Les recherches sur les soldats revenant de la guerre dans d’autres pays ont révélé une multitude de défis, du trouble de stress post-traumatique, ou SSPT, à des niveaux plus élevés de violence domestique, d’alcoolisme et de chômage.

En Israël, les malheurs des soldats individuels peuvent être aggravés par des défis communautaires et sociétaux, notamment un sentiment de sécurité brisé et des inquiétudes redoublées quant aux effets des exemptions orthodoxes ultra-orthodoxes du service militaire. La proposition du gouvernement visant à prolonger le service militaire ne s’applique pas non plus à cette population croissante.

« Vous êtes très conscients du fait que vous êtes seuls à porter ce fardeau », a déclaré Haim à propos des Israéliens qui servent, ajoutant que « les idéaux ne vous mèneront que très loin » pour ceux qui sont invités à servir dans des unités de combat pendant des périodes de plus en plus longues.

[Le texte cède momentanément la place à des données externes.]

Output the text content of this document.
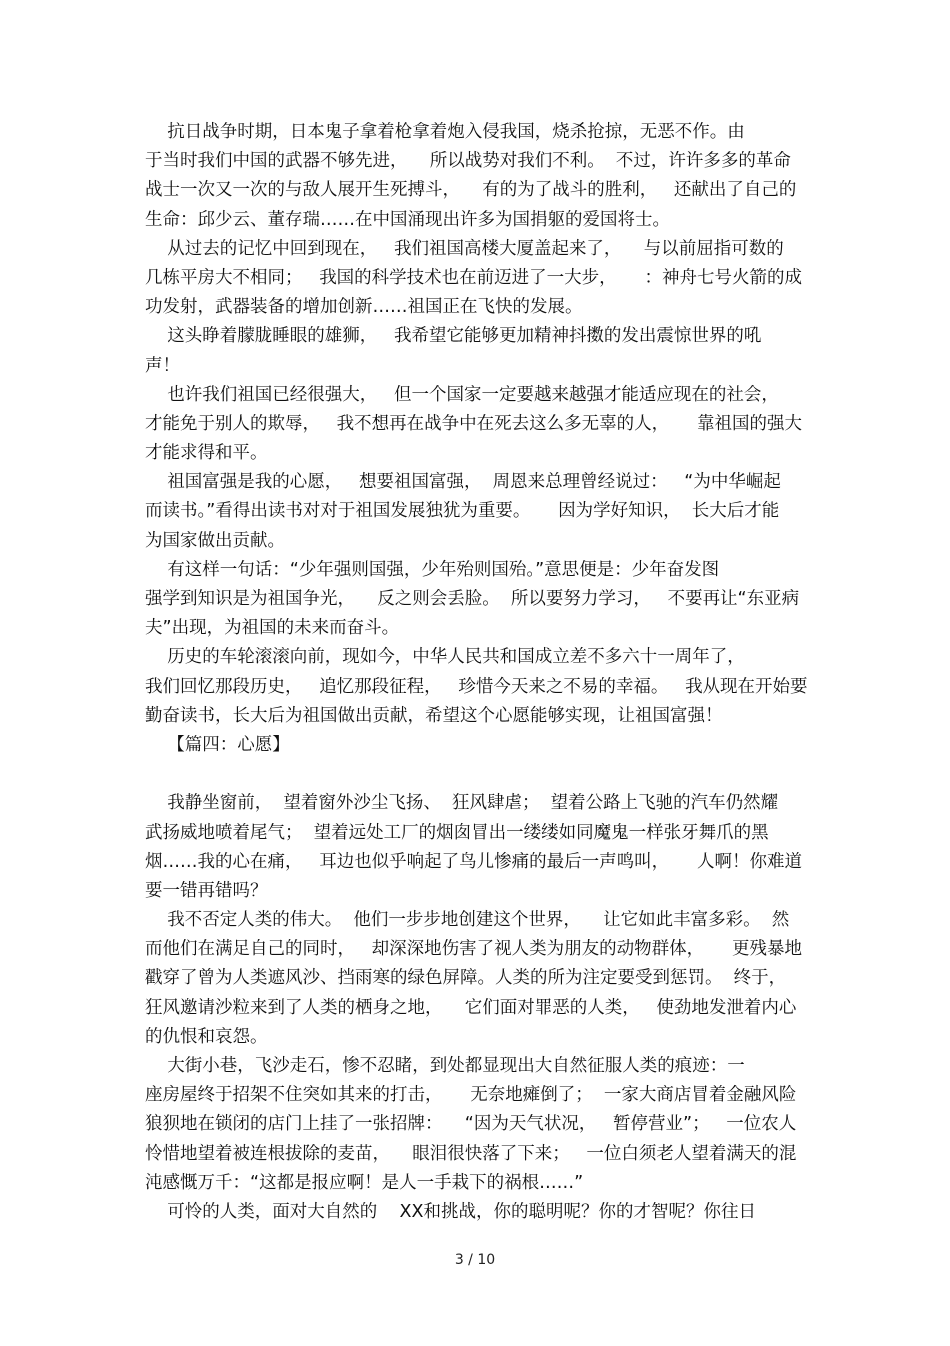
抗日战争时期，日本鬼子拿着枪拿着炮入侵我国，烧杀抢掠，无恶不作。由
于当时我们中国的武器不够先进，    所以战势对我们不利。  不过，许许多多的革命
战士一次又一次的与敌人展开生死搏斗，    有的为了战斗的胜利，   还献出了自己的
生命：邱少云、董存瑞……在中国涌现出许多为国捐躯的爱国将士。
从过去的记忆中回到现在，   我们祖国高楼大厦盖起来了，    与以前屈指可数的
几栋平房大不相同；   我国的科学技术也在前迈进了一大步，     ：神舟七号火箭的成
功发射，武器装备的增加创新……祖国正在飞快的发展。
这头睁着朦胧睡眼的雄狮，   我希望它能够更加精神抖擞的发出震惊世界的吼
声！
也许我们祖国已经很强大，   但一个国家一定要越来越强才能适应现在的社会，
才能免于别人的欺辱，   我不想再在战争中在死去这么多无辜的人，     靠祖国的强大
才能求得和平。
祖国富强是我的心愿，   想要祖国富强，  周恩来总理曾经说过：   “为中华崛起
而读书。”看得出读书对对于祖国发展独犹为重要。     因为学好知识，  长大后才能
为国家做出贡献。
有这样一句话：“少年强则国强，少年殆则国殆。”意思便是：少年奋发图
强学到知识是为祖国争光，    反之则会丢脸。  所以要努力学习，   不要再让“东亚病
夫”出现，为祖国的未来而奋斗。
历史的车轮滚滚向前，现如今，中华人民共和国成立差不多六十一周年了，
我们回忆那段历史，   追忆那段征程，   珍惜今天来之不易的幸福。   我从现在开始要
勤奋读书，长大后为祖国做出贡献，希望这个心愿能够实现，让祖国富强！
【篇四：心愿】
我静坐窗前，  望着窗外沙尘飞扬、  狂风肆虐；  望着公路上飞驰的汽车仍然耀
武扬威地喷着尾气；  望着远处工厂的烟囱冒出一缕缕如同魔鬼一样张牙舞爪的黑
烟……我的心在痛，   耳边也似乎响起了鸟儿惨痛的最后一声鸣叫，     人啊！你难道
要一错再错吗？
我不否定人类的伟大。  他们一步步地创建这个世界，    让它如此丰富多彩。  然
而他们在满足自己的同时，   却深深地伤害了视人类为朋友的动物群体，     更残暴地
戳穿了曾为人类遮风沙、挡雨寒的绿色屏障。人类的所为注定要受到惩罚。  终于，
狂风邀请沙粒来到了人类的栖身之地，    它们面对罪恶的人类，   使劲地发泄着内心
的仇恨和哀怨。
大街小巷，飞沙走石，惨不忍睹，到处都显现出大自然征服人类的痕迹：一
座房屋终于招架不住突如其来的打击，     无奈地瘫倒了；  一家大商店冒着金融风险
狼狈地在锁闭的店门上挂了一张招牌：    “因为天气状况，   暂停营业”；   一位农人
怜惜地望着被连根拔除的麦苗，    眼泪很快落了下来；   一位白须老人望着满天的混
沌感慨万千：“这都是报应啊！是人一手栽下的祸根……”
可怜的人类，面对大自然的    XX和挑战，你的聪明呢？你的才智呢？你往日
3 / 10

Il a même averti que certains réservistes pourraient refuser de répondre à ces exigences supplémentaires, tant que des segments majeurs de la société israélienne – les juifs ultra-orthodoxes et les Arabes israéliens – ne serviraient pas.

« Est-ce que tout le bataillon réapparaîtra s’il est rappelé ? Il a demandé. « Je ne pense pas – et je pense qu’ils ont raison de ne pas se présenter, parce que [learning] tu n’as pas servi de gratitude mais l’ingratitude est quelque chose à laquelle je ne m’attendais pas.

Ce qui se passera ensuite est empreint d’incertitude, car la forme de la guerre à Gaza est encore en train d’être définie, la planification est en cours pour un éventuel prochain conflit et la région mijote à un niveau sans précédent du vivant des soldats israéliens actuels.

« Vous êtes dedans, vous comprenez que c’est une rupture et que ça va être une longue guerre », a déclaré Steve. « En gros, vous êtes simplement en congé long et prolongé jusqu’à la prochaine fois, mais dans votre esprit, vous êtes toujours là, vous êtes toujours dans l’armée. Tout de suite. Pendant ce temps, vous portez des vêtements civils, mais vous savez que vous n’avez pas été libéré et que ce n’est même pas près d’être terminé.»